President Donald Trump on Wednesday signed and transmitted his decision to trim the 2021 inflow of refugees to under 15,000.
The move continues Trump’s pressure on U.S. companies to hire Americans at higher wages and invest in labor-saving machines, such as high-tech slaughterhouses.
But the labor supply decision was greeted with outrage by the elite left groups, which are paid to distribute refugees to low wage employers round the country.
“In just four years, this Administration has cut annual refugee admissions from 110,000 to a historic low of 15,000. At a time of unprecedented global need, today’s decision is a complete abdication of our humanitarian duty and does a great disservice to our national interests,” said a statement from Krish O’Mara Vignarajah, the chief of Lutheran Immigration and Refugee Service.
“Admissions of Muslim refugees have declined to approximately 2,500, down from approximately 38,900 in FY 2016,” the statement said.
LIRS is one of several “VOLAGs,” or “Volunteer Agencies,” which import the refugees in cooperation with the U.S. State Department.
“Cry me a river,” responded Ann Corcoran, founder of U.S. Refugee Resettlement Watch, which monitors the VOLAG groups and the impact of their cheap-labor dumping on American towns. “When Trump is reelected, one of his top priorities must be to cement this concept of keeping refugees close to their homes until whatever conflict or environmental crisis has occurred is rectified,” she added.
The administration says it is trying to settle many more refugees in regions closer to their home countries with the money that would otherwise be given to the VOLAG to distribute fewer refugees into Americans’ towns.
In 2019, the administration set a ceiling of 30,000 refugees and then settled just 11,814 migrants in U.S. towns.
Trump on the campaign trail is touting the reform of the refugee programs.
Since 19080, refugee organizations have imported almost 4 million refugees, at the taxpayer cost of at least $30 billion. The flood has been used to impose chaotic diversity on stable communities and provide cheap-labor companies with a flood of cheap labor that helps sideline and impoverish Americans, especially in central states such as Iowa. For example, LIRS claims to have resettled 500,000 refugees since 1939.
Joe Biden wants to admit many more refugees.
Biden’s 2020 plan promises to “reassert America’s commitment to asylum-seekers and refugees,” wipe out President Donald Trump’s asylum reforms, let companies import more visa workers, and let mayors import temporary workers.
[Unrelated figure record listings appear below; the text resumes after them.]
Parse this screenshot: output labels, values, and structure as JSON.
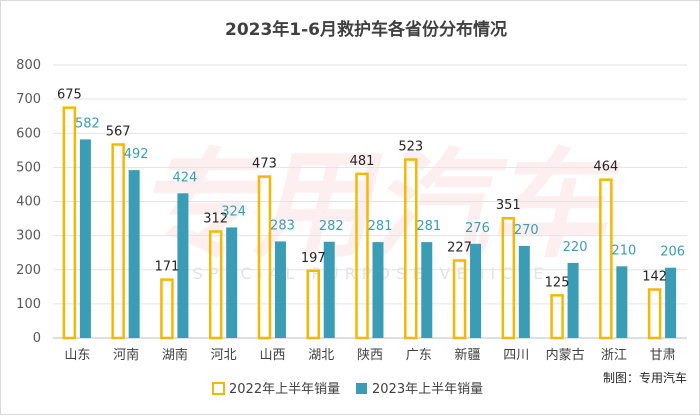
{
  "chart_data": {
    "type": "bar",
    "title": "2023年1-6月救护车各省份分布情况",
    "categories": [
      "山东",
      "河南",
      "湖南",
      "河北",
      "山西",
      "湖北",
      "陕西",
      "广东",
      "新疆",
      "四川",
      "内蒙古",
      "浙江",
      "甘肃"
    ],
    "series": [
      {
        "name": "2022年上半年销量",
        "values": [
          675,
          567,
          171,
          312,
          473,
          197,
          481,
          523,
          227,
          351,
          125,
          464,
          142
        ],
        "color": "#f5b800",
        "style": "outline"
      },
      {
        "name": "2023年上半年销量",
        "values": [
          582,
          492,
          424,
          324,
          283,
          282,
          281,
          281,
          276,
          270,
          220,
          210,
          206
        ],
        "color": "#3a9cb5",
        "style": "solid"
      }
    ],
    "yticks": [
      0,
      100,
      200,
      300,
      400,
      500,
      600,
      700,
      800
    ],
    "ylim": [
      0,
      800
    ],
    "xlabel": "",
    "ylabel": "",
    "grid": true,
    "legend_position": "bottom"
  },
  "credit": "制图：专用汽车",
  "watermark": {
    "main": "专用汽车",
    "sub": "SPECIAL PURPOSE VEHICLE"
  }
}
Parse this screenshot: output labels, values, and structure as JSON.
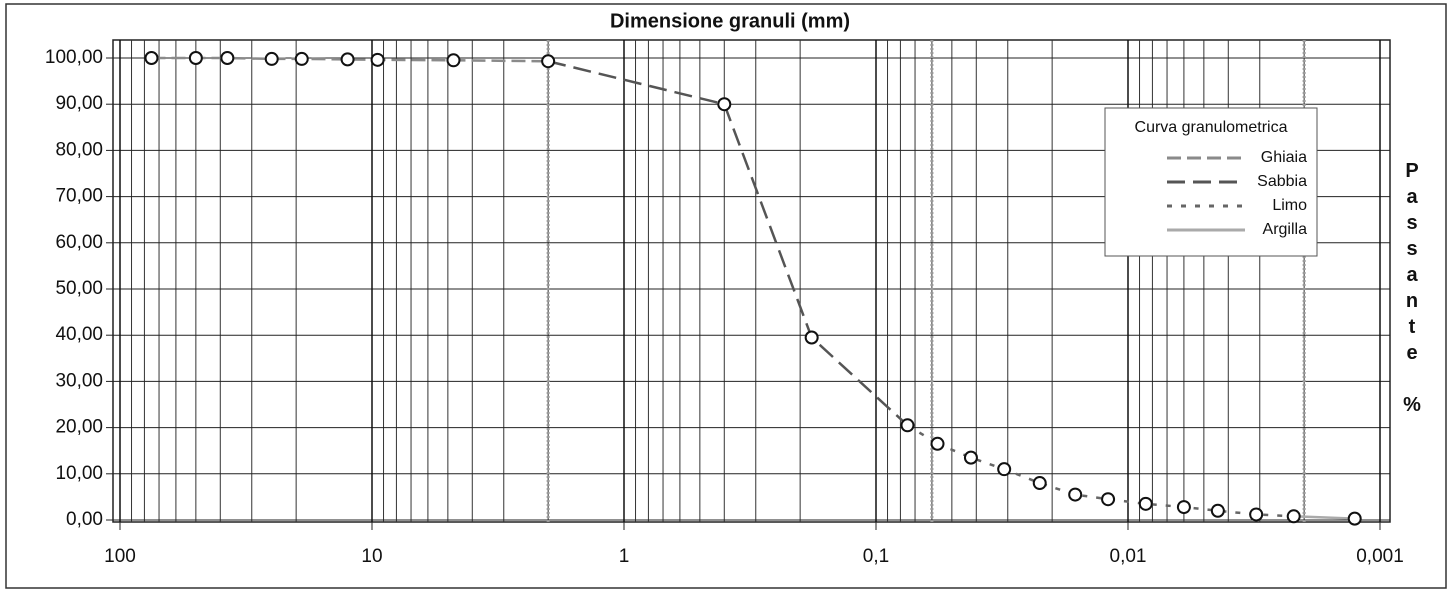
{
  "chart_data": {
    "type": "line",
    "title": "Dimensione granuli (mm)",
    "y_label": "Passante %",
    "legend_title": "Curva granulometrica",
    "legend": "upper right",
    "x_scale": "log",
    "grid": true,
    "xlim": [
      100,
      0.001
    ],
    "xticks": [
      100,
      10,
      1,
      {
        "value": 0.1,
        "label": "0,1"
      },
      {
        "value": 0.01,
        "label": "0,01"
      },
      {
        "value": 0.001,
        "label": "0,001"
      }
    ],
    "ylim": [
      0,
      100
    ],
    "yticks": [
      {
        "value": 0,
        "label": "0,00"
      },
      {
        "value": 10,
        "label": "10,00"
      },
      {
        "value": 20,
        "label": "20,00"
      },
      {
        "value": 30,
        "label": "30,00"
      },
      {
        "value": 40,
        "label": "40,00"
      },
      {
        "value": 50,
        "label": "50,00"
      },
      {
        "value": 60,
        "label": "60,00"
      },
      {
        "value": 70,
        "label": "70,00"
      },
      {
        "value": 80,
        "label": "80,00"
      },
      {
        "value": 90,
        "label": "90,00"
      },
      {
        "value": 100,
        "label": "100,00"
      }
    ],
    "boundaries": [
      2,
      0.06,
      0.002
    ],
    "boundary_color": "#9a9a9a",
    "series": [
      {
        "name": "Ghiaia",
        "color": "#8a8a8a",
        "dash": "14 6",
        "x": [
          75,
          50,
          37.5,
          25,
          19,
          12.5,
          9.5,
          4.75,
          2
        ],
        "values": [
          100,
          100,
          100,
          99.8,
          99.8,
          99.7,
          99.6,
          99.5,
          99.3
        ]
      },
      {
        "name": "Sabbia",
        "color": "#555555",
        "dash": "18 8",
        "x": [
          0.4,
          0.18,
          0.075
        ],
        "values": [
          90,
          39.5,
          20.5
        ]
      },
      {
        "name": "Limo",
        "color": "#666666",
        "dash": "5 9",
        "x": [
          0.057,
          0.042,
          0.031,
          0.0224,
          0.0162,
          0.012,
          0.0085,
          0.006,
          0.0044,
          0.0031,
          0.0022
        ],
        "values": [
          16.5,
          13.5,
          11,
          8,
          5.5,
          4.5,
          3.5,
          2.8,
          2,
          1.2,
          0.8
        ]
      },
      {
        "name": "Argilla",
        "color": "#aaaaaa",
        "dash": "",
        "x": [
          0.00126
        ],
        "values": [
          0.3
        ]
      }
    ]
  }
}
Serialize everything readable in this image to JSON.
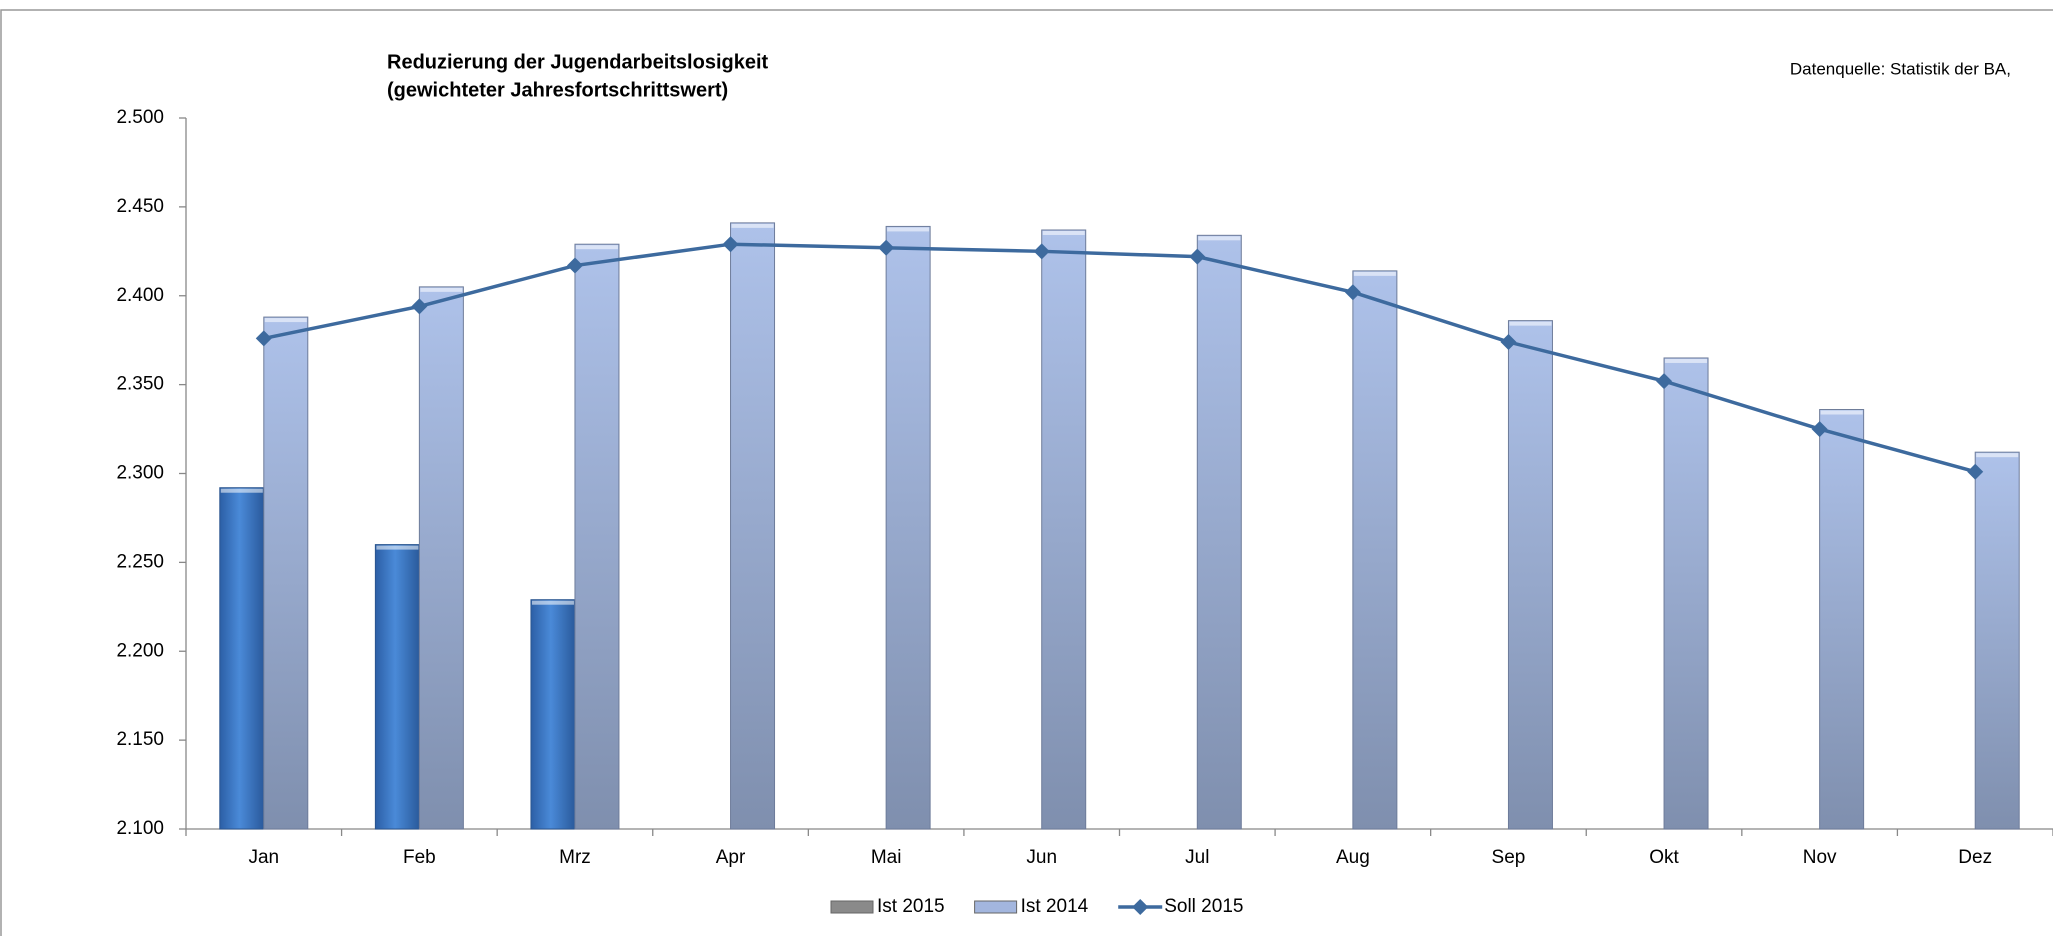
{
  "chart_data": {
    "type": "bar_line",
    "title": "Reduzierung der Jugendarbeitslosigkeit",
    "subtitle": "(gewichteter Jahresfortschrittswert)",
    "source": "Datenquelle: Statistik der BA,",
    "categories": [
      "Jan",
      "Feb",
      "Mrz",
      "Apr",
      "Mai",
      "Jun",
      "Jul",
      "Aug",
      "Sep",
      "Okt",
      "Nov",
      "Dez"
    ],
    "series": [
      {
        "name": "Ist 2015",
        "type": "bar",
        "color": "#3c7ccc",
        "legend_color": "#8a8a8a",
        "values": [
          2292,
          2260,
          2229,
          null,
          null,
          null,
          null,
          null,
          null,
          null,
          null,
          null
        ]
      },
      {
        "name": "Ist 2014",
        "type": "bar",
        "color": "#a3b6de",
        "legend_color": "#a3b6de",
        "values": [
          2388,
          2405,
          2429,
          2441,
          2439,
          2437,
          2434,
          2414,
          2386,
          2365,
          2336,
          2312
        ]
      },
      {
        "name": "Soll 2015",
        "type": "line",
        "color": "#3d6a9e",
        "legend_color": "#3d6a9e",
        "values": [
          2376,
          2394,
          2417,
          2429,
          2427,
          2425,
          2422,
          2402,
          2374,
          2352,
          2325,
          2301
        ]
      }
    ],
    "ylim": [
      2100,
      2500
    ],
    "yticks": [
      {
        "value": 2100,
        "label": "2.100"
      },
      {
        "value": 2150,
        "label": "2.150"
      },
      {
        "value": 2200,
        "label": "2.200"
      },
      {
        "value": 2250,
        "label": "2.250"
      },
      {
        "value": 2300,
        "label": "2.300"
      },
      {
        "value": 2350,
        "label": "2.350"
      },
      {
        "value": 2400,
        "label": "2.400"
      },
      {
        "value": 2450,
        "label": "2.450"
      },
      {
        "value": 2500,
        "label": "2.500"
      }
    ],
    "grid": false,
    "legend": "bottom"
  }
}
Biden also wants to accelerate the inflow of chain migration migrants, end migration enforcement against illegal aliens unless they commit a felony, and dramatically accelerate the inflow of poor refugees to at least 125,000 per year.
In contrast, Trump is likely to reject migrants, narrow asylum claims yet further, and fund the transfer of migrants waiting in Mexico back to Latin American countries. His 2020 plan offers broadly popular — but quite limited — pro-American restrictions on migration and visa workers. For example, in many speeches, Trump generally ignores the economic impact of blue-collar and white-collar migration on Americans while stressing issues of crime, outsiders, diseases, or welfare, even though his low-immigration policies have been a popular boon to Americans.
Open-ended legal migration is praised by business and progressives partly because migrants’ arrival helps transfer wealth from wage-earners to stockholders.
Migration moves money from employees to employers, from families to investors, from young to old, from homebuyers to real estate investors, and from the central states to the coastal states.
Migration also allows investors and CEOs to skimp on labor-saving technology, sideline U.S. minorities, ignore disabled people, exploit stoop labor in the fields, short-change labor in the cities, impose tight control on American professionals, centralize technological innovation, undermine labor rights, and to get many progressive reporters to cheerlead for Wall Street’s priorities.